While in southern Spain I have ventured to several nearby places. Previously I have mentioned my day trip to Gibraltar and in this post I am going to write about my journey to Ronda.
Ronda is only a short bus or train ride away and I went by bus on a small group tour. The town is high in the mountains and there are plenty of twists and turns to get there. Like so much of Spain, there is a great deal of history and different cultural communities associated with Ronda. It dates to prehistoric times and has seen settlement by the Celts, Phoenicians, Romans, Visigoths, Arabs, and Spanish. Today’s architecture reflects the influence of Arabs and Spanish.
Earnest Hemingway and Orson Wells lived portions of their lives in Ronda and Wells is buried there.
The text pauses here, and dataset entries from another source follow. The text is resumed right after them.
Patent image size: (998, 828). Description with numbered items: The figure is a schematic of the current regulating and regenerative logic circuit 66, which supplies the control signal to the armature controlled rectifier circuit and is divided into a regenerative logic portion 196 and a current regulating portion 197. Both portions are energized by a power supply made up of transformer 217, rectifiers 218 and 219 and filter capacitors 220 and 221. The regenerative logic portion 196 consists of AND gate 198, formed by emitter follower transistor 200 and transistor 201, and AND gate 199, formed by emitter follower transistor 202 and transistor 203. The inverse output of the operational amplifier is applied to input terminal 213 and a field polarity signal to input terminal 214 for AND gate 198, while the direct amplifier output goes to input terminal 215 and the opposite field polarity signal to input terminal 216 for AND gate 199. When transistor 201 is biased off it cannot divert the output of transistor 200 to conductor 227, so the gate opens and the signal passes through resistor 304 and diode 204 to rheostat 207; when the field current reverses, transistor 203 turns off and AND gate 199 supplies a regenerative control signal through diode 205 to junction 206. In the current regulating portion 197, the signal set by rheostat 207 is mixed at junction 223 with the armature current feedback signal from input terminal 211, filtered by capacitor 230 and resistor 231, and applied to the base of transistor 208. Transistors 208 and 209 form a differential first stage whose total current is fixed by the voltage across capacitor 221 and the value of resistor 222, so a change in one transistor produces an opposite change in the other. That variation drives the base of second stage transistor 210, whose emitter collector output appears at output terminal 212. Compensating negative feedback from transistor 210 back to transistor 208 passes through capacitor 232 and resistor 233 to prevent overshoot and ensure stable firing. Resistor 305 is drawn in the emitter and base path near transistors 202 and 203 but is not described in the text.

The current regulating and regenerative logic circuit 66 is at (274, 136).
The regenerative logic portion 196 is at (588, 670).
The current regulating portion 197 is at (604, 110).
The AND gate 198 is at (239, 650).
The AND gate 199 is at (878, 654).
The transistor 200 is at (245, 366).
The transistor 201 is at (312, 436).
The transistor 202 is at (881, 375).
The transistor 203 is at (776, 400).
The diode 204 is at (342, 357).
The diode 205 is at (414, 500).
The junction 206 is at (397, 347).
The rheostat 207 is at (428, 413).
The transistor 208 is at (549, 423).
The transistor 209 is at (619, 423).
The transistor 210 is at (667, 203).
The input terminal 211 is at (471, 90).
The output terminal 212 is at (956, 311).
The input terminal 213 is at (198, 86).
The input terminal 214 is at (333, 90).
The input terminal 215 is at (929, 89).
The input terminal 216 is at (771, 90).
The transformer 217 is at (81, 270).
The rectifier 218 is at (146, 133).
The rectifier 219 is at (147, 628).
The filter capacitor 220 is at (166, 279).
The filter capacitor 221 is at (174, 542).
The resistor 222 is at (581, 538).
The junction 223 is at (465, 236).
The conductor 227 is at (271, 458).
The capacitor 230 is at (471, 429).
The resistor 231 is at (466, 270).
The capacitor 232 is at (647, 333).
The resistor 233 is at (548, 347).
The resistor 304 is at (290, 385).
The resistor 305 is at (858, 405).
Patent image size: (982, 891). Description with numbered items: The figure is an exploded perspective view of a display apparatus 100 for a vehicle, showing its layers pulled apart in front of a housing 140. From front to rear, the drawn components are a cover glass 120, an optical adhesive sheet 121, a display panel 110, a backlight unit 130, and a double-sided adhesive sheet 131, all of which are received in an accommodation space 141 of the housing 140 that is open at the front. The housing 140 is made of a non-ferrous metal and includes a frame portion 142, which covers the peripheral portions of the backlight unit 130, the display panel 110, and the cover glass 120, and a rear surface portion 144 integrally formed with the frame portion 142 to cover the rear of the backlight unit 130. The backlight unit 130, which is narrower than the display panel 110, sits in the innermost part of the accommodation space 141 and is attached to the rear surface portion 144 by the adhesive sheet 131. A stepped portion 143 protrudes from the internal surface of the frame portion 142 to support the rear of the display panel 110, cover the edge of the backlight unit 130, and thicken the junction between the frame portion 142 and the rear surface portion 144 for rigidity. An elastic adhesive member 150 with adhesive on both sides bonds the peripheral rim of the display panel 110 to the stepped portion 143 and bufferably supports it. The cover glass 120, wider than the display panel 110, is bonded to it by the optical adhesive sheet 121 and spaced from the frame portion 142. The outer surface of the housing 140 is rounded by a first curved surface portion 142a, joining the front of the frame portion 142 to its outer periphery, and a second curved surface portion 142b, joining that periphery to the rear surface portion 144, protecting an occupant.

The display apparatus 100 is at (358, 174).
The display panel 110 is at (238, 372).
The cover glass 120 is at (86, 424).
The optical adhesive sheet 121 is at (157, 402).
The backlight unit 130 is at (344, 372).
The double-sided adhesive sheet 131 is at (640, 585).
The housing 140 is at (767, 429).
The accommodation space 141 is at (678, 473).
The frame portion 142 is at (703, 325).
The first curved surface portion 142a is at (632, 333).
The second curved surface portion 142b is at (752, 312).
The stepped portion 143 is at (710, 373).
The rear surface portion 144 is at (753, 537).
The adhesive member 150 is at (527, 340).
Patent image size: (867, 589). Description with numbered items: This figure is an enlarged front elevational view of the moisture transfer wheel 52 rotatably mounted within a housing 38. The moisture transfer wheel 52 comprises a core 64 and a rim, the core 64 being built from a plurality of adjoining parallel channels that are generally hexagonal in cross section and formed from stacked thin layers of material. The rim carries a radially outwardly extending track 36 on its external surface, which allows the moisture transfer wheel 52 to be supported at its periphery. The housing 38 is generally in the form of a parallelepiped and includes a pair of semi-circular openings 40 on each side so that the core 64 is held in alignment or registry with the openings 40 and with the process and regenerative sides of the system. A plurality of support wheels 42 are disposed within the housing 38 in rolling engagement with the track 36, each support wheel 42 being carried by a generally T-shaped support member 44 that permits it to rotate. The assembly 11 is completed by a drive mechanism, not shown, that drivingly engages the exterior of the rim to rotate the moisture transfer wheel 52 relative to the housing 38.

Although these individuals are well known for their literary and theatrical contributions, the town of 35,000 and the country have been heavily influenced by bull fighting and is reported to be the home of the sport. Outside Ronda’s Plaza de Toros is a statue honoring the most famous matador, Pedro Romero Martinez, who allegedly fought 5558 bulls without being seriously injured! Across Spain are 30 foot high monuments to bulls and the sport as seen in the photo.
Of the most famous of landmarks in Ronda, though, is the Puente Nuevo or the “New Bridge.” The name is misleading as the New Bridge construction began in 1751 and was completed in 1793. This massive structure is about 390 feet above the canyon floor and connects the two parts of Ronda. In the photo, can you see the people standing on top? The bridge not only connects the town but also was a part of the judicial system in Ronda where once found guilty of a capital offense, the guilty party was quickly tossed over the edge to his death.
Ronda is a beautiful town but does have a large number of tourists in it. I love Ronda, the sites and the food. There are places to eat everywhere and serve a variety of dishes from all over the world.